Our Approach | Overview
The Pectus and Chest Wall Treatment Program at Boston Children's Hospital evaluates and treats children and young adults using state-of-the-art methods to improve the quality of life for each patient entrusted to our care.
You will meet our multidisciplinary team of chest wall experts. This includes experienced surgeons, nurse practitioners, pain management anesthesiologists, and therapists. Our approach is focused on the patient, with the goal of selecting the right treatment plan for the anatomy, symptoms, and goals of your child.
What are the treatment options for pectus excavatum?
In a child with a pectus excavatum, it's unlikely to affect their heart or lung functioning. In these kids we offer vacuum bell therapy to slowly “pull” the sternum forward twice a day and correct the appearance of the chest. This approach is ideal for younger children or those with less severe pectus excavatum.
In a child with a more severe pectus excavatum it’s more likely to affect their heart and/or lung functioning along with the impact on their self image. In these kids we offer two surgical options, the Nuss procedure and Welch procedure. There are several things to be considered in deciding which operation is best for you and your child and these will be discussed with you by your chest wall surgeon.
What are the surgical options for pectus excavatum?
The most common operation we perform for pectus excavatum is the minimally invasive repair, or Nuss procedure. In this operation, the surgeon makes small incisions on the side of the chest. The surgeon then inserts one or more bars across the chest, pushing the breastbone forward. No cartilage is removed, and the scars are small and on the sides of the chest. The bar is left in place for three years to maintain the correct shape and is then removed in a second short operation. For a few months after placement, your child will have to refrain from certain activities that may cause the bar to shift.

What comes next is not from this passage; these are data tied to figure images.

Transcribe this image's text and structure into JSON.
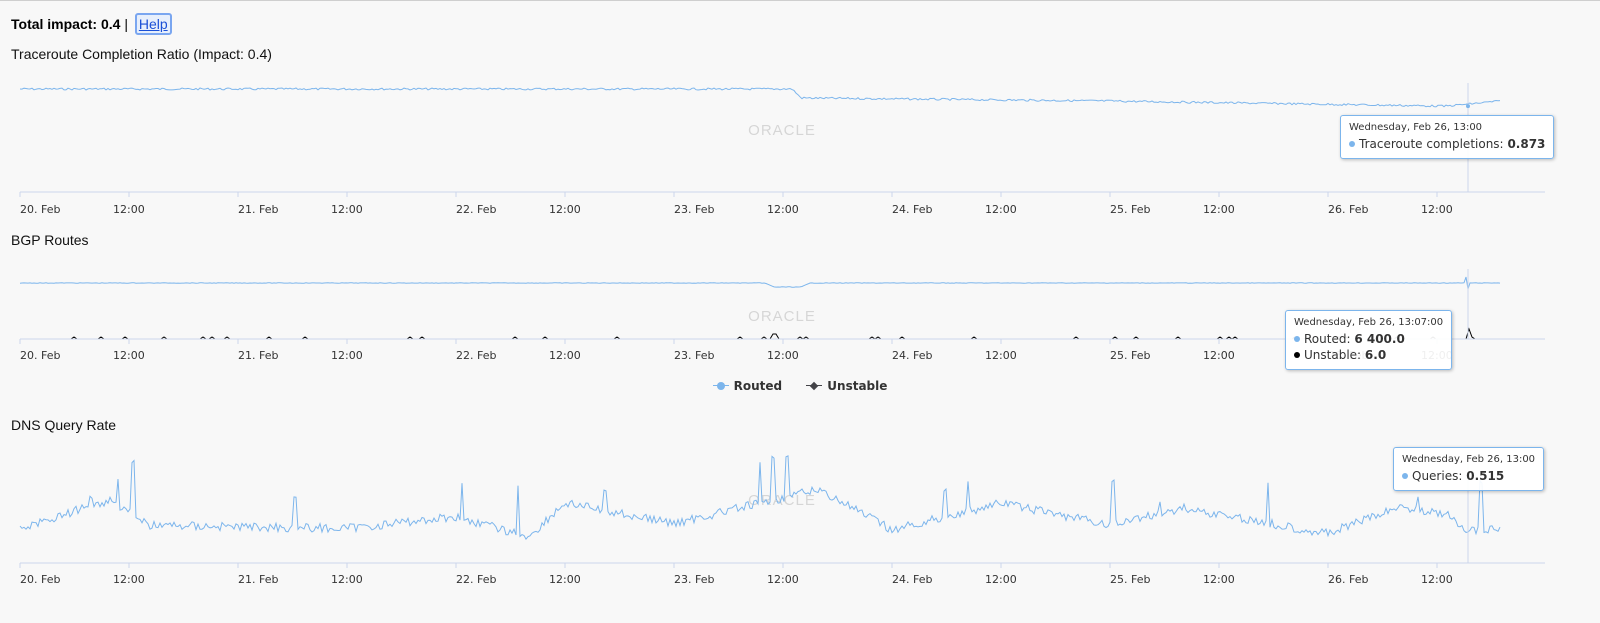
{
  "header": {
    "total_impact_label": "Total impact:",
    "total_impact_value": "0.4",
    "separator": "|",
    "help_link": "Help"
  },
  "watermark": "ORACLE",
  "x_tick_labels": [
    "20. Feb",
    "12:00",
    "21. Feb",
    "12:00",
    "22. Feb",
    "12:00",
    "23. Feb",
    "12:00",
    "24. Feb",
    "12:00",
    "25. Feb",
    "12:00",
    "26. Feb",
    "12:00"
  ],
  "colors": {
    "series_blue": "#7cb5ec",
    "series_black": "#434348"
  },
  "charts": [
    {
      "title": "Traceroute Completion Ratio (Impact: 0.4)",
      "tooltip": {
        "date": "Wednesday, Feb 26, 13:00",
        "rows": [
          {
            "label": "Traceroute completions:",
            "value": "0.873",
            "color": "#7cb5ec"
          }
        ]
      }
    },
    {
      "title": "BGP Routes",
      "tooltip": {
        "date": "Wednesday, Feb 26, 13:07:00",
        "rows": [
          {
            "label": "Routed:",
            "value": "6 400.0",
            "color": "#7cb5ec"
          },
          {
            "label": "Unstable:",
            "value": "6.0",
            "color": "#000000"
          }
        ]
      },
      "legend": [
        {
          "name": "Routed",
          "color": "#7cb5ec",
          "symbol": "circle"
        },
        {
          "name": "Unstable",
          "color": "#434348",
          "symbol": "diamond"
        }
      ]
    },
    {
      "title": "DNS Query Rate",
      "tooltip": {
        "date": "Wednesday, Feb 26, 13:00",
        "rows": [
          {
            "label": "Queries:",
            "value": "0.515",
            "color": "#7cb5ec"
          }
        ]
      }
    }
  ],
  "chart_data": [
    {
      "type": "line",
      "title": "Traceroute Completion Ratio (Impact: 0.4)",
      "x_range": [
        "Feb 20 00:00",
        "Feb 26 19:00"
      ],
      "series": [
        {
          "name": "Traceroute completions",
          "points": [
            [
              "Feb 20 00:00",
              0.93
            ],
            [
              "Feb 21 12:00",
              0.93
            ],
            [
              "Feb 23 13:00",
              0.93
            ],
            [
              "Feb 23 14:00",
              0.9
            ],
            [
              "Feb 25 00:00",
              0.89
            ],
            [
              "Feb 26 13:00",
              0.873
            ],
            [
              "Feb 26 19:00",
              0.89
            ]
          ]
        }
      ]
    },
    {
      "type": "line",
      "title": "BGP Routes",
      "x_range": [
        "Feb 20 00:00",
        "Feb 26 19:00"
      ],
      "series": [
        {
          "name": "Routed",
          "points": [
            [
              "Feb 20 00:00",
              6400
            ],
            [
              "Feb 23 10:00",
              6400
            ],
            [
              "Feb 23 11:00",
              6360
            ],
            [
              "Feb 23 14:00",
              6360
            ],
            [
              "Feb 23 15:00",
              6400
            ],
            [
              "Feb 26 13:07",
              6400
            ],
            [
              "Feb 26 19:00",
              6400
            ]
          ]
        },
        {
          "name": "Unstable",
          "points": [
            [
              "Feb 20 00:00",
              0
            ],
            [
              "Feb 23 10:00",
              0
            ],
            [
              "Feb 23 11:00",
              4
            ],
            [
              "Feb 26 13:07",
              6.0
            ],
            [
              "Feb 26 19:00",
              0
            ]
          ]
        }
      ]
    },
    {
      "type": "line",
      "title": "DNS Query Rate",
      "x_range": [
        "Feb 20 00:00",
        "Feb 26 19:00"
      ],
      "series": [
        {
          "name": "Queries",
          "points": [
            [
              "Feb 20 00:00",
              0.43
            ],
            [
              "Feb 20 10:00",
              0.6
            ],
            [
              "Feb 20 14:00",
              0.45
            ],
            [
              "Feb 21 12:00",
              0.43
            ],
            [
              "Feb 22 00:00",
              0.5
            ],
            [
              "Feb 22 08:00",
              0.38
            ],
            [
              "Feb 22 12:00",
              0.58
            ],
            [
              "Feb 23 00:00",
              0.46
            ],
            [
              "Feb 23 16:00",
              0.66
            ],
            [
              "Feb 24 00:00",
              0.42
            ],
            [
              "Feb 24 12:00",
              0.58
            ],
            [
              "Feb 25 00:00",
              0.45
            ],
            [
              "Feb 25 08:00",
              0.55
            ],
            [
              "Feb 26 00:00",
              0.4
            ],
            [
              "Feb 26 08:00",
              0.56
            ],
            [
              "Feb 26 13:00",
              0.515
            ],
            [
              "Feb 26 15:00",
              0.42
            ],
            [
              "Feb 26 19:00",
              0.42
            ]
          ]
        }
      ]
    }
  ]
}
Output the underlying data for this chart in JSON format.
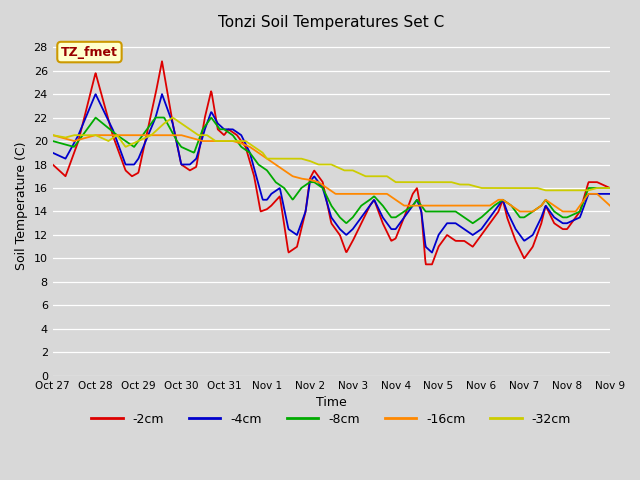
{
  "title": "Tonzi Soil Temperatures Set C",
  "xlabel": "Time",
  "ylabel": "Soil Temperature (C)",
  "ylim": [
    0,
    29
  ],
  "yticks": [
    0,
    2,
    4,
    6,
    8,
    10,
    12,
    14,
    16,
    18,
    20,
    22,
    24,
    26,
    28
  ],
  "bg_color": "#d8d8d8",
  "plot_bg_color": "#d8d8d8",
  "annotation_text": "TZ_fmet",
  "annotation_bg": "#ffffcc",
  "annotation_border": "#cc9900",
  "annotation_text_color": "#990000",
  "series_colors": {
    "-2cm": "#dd0000",
    "-4cm": "#0000cc",
    "-8cm": "#00aa00",
    "-16cm": "#ff8800",
    "-32cm": "#cccc00"
  },
  "legend_labels": [
    "-2cm",
    "-4cm",
    "-8cm",
    "-16cm",
    "-32cm"
  ],
  "x_tick_labels": [
    "Oct 27",
    "Oct 28",
    "Oct 29",
    "Oct 30",
    "Oct 31",
    "Nov 1",
    "Nov 2",
    "Nov 3",
    "Nov 4",
    "Nov 5",
    "Nov 6",
    "Nov 7",
    "Nov 8",
    "Nov 9"
  ],
  "date_range_days": 13
}
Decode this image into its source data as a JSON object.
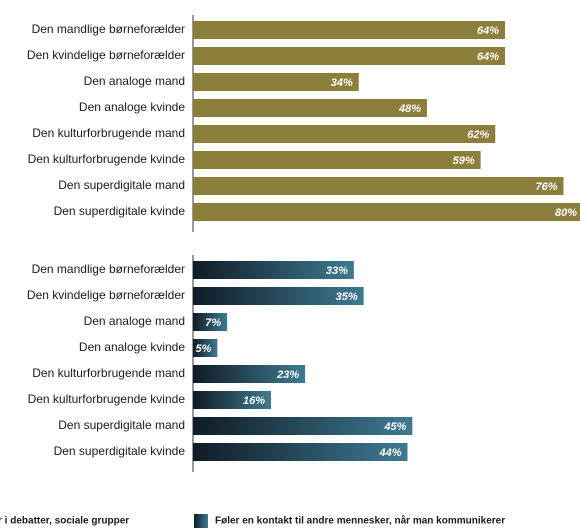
{
  "chart_data": [
    {
      "type": "bar",
      "categories": [
        "Den mandlige børneforælder",
        "Den kvindelige børneforælder",
        "Den analoge mand",
        "Den analoge kvinde",
        "Den kulturforbrugende mand",
        "Den kulturforbrugende kvinde",
        "Den superdigitale mand",
        "Den superdigitale kvinde"
      ],
      "series": [
        {
          "name": "r i debatter, sociale grupper",
          "color": [
            "#8c7e3b",
            "#8c7e3b"
          ],
          "values": [
            64,
            64,
            34,
            48,
            62,
            59,
            76,
            80
          ],
          "value_labels": [
            "64%",
            "64%",
            "34%",
            "48%",
            "62%",
            "59%",
            "76%",
            "80%"
          ]
        }
      ],
      "xlim": [
        0,
        80
      ]
    },
    {
      "type": "bar",
      "categories": [
        "Den mandlige børneforælder",
        "Den kvindelige børneforælder",
        "Den analoge mand",
        "Den analoge kvinde",
        "Den kulturforbrugende mand",
        "Den kulturforbrugende kvinde",
        "Den superdigitale mand",
        "Den superdigitale kvinde"
      ],
      "series": [
        {
          "name": "Føler en kontakt til andre mennesker, når man kommunikerer",
          "color": [
            "#0f1c26",
            "#3f7a92"
          ],
          "values": [
            33,
            35,
            7,
            5,
            23,
            16,
            45,
            44
          ],
          "value_labels": [
            "33%",
            "35%",
            "7%",
            "5%",
            "23%",
            "16%",
            "45%",
            "44%"
          ]
        }
      ],
      "xlim": [
        0,
        80
      ]
    }
  ]
}
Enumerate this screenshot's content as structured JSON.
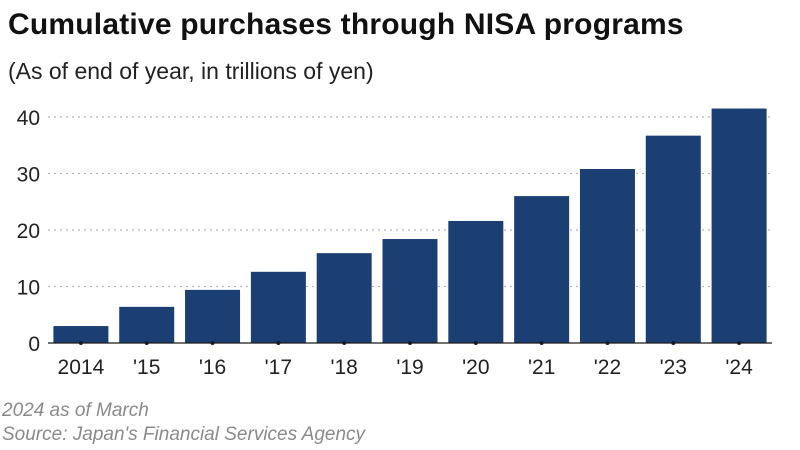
{
  "chart_data": {
    "type": "bar",
    "title": "Cumulative purchases through NISA programs",
    "subtitle": "(As of end of year, in trillions of yen)",
    "categories": [
      "2014",
      "'15",
      "'16",
      "'17",
      "'18",
      "'19",
      "'20",
      "'21",
      "'22",
      "'23",
      "'24"
    ],
    "values": [
      3.0,
      6.4,
      9.4,
      12.6,
      15.9,
      18.4,
      21.6,
      26.0,
      30.8,
      36.7,
      41.5
    ],
    "ylim": [
      0,
      40
    ],
    "yticks": [
      0,
      10,
      20,
      30,
      40
    ],
    "grid": "horizontal dotted",
    "bar_color": "#1b3f73"
  },
  "notes": {
    "line1": "2024 as of March",
    "line2": "Source: Japan's Financial Services Agency"
  }
}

In this operation, called the Welch procedure, the surgeon makes an incision in your child's chest wall, removes the cartilage wedged between the ribs and breastbone, and repositions the freed-up breastbone. A bar is left in the chest wall to maintain the correct shape for six months. During this time, your child will have to refrain from activities that might involve a collision, like football. While this technique leaves a visible scar in the center of the chest, it requires a shorter period with the bar in place.
What are the treatment options for pectus carinatum?
We base our treatment of pectus carinatum on the severity of the condition and its effect on your child physical and mental health. For kids with a mild pectus carinatum, an exercise regimen may be all that is recommended. For kids with a more severe case, we may recommend a customized brace that non-operatively reshapes the chest over time. For kids with an unusually severe case, we may recommend the Welch procedure.
Safety and comfort
When it comes to chest wall surgery, our top priorities are safety and comfort. We use state-of-the-art equipment in the operating room to ensure your child has the best possible outcome with the lowest possible risk. This includes the use of "sternal elevation" and video camera guidance to ensure optimal Nuss bar placement. During and after the operation, our team of pediatric anesthesiologists work to help control pain so that your child has a smooth, comfortable recovery.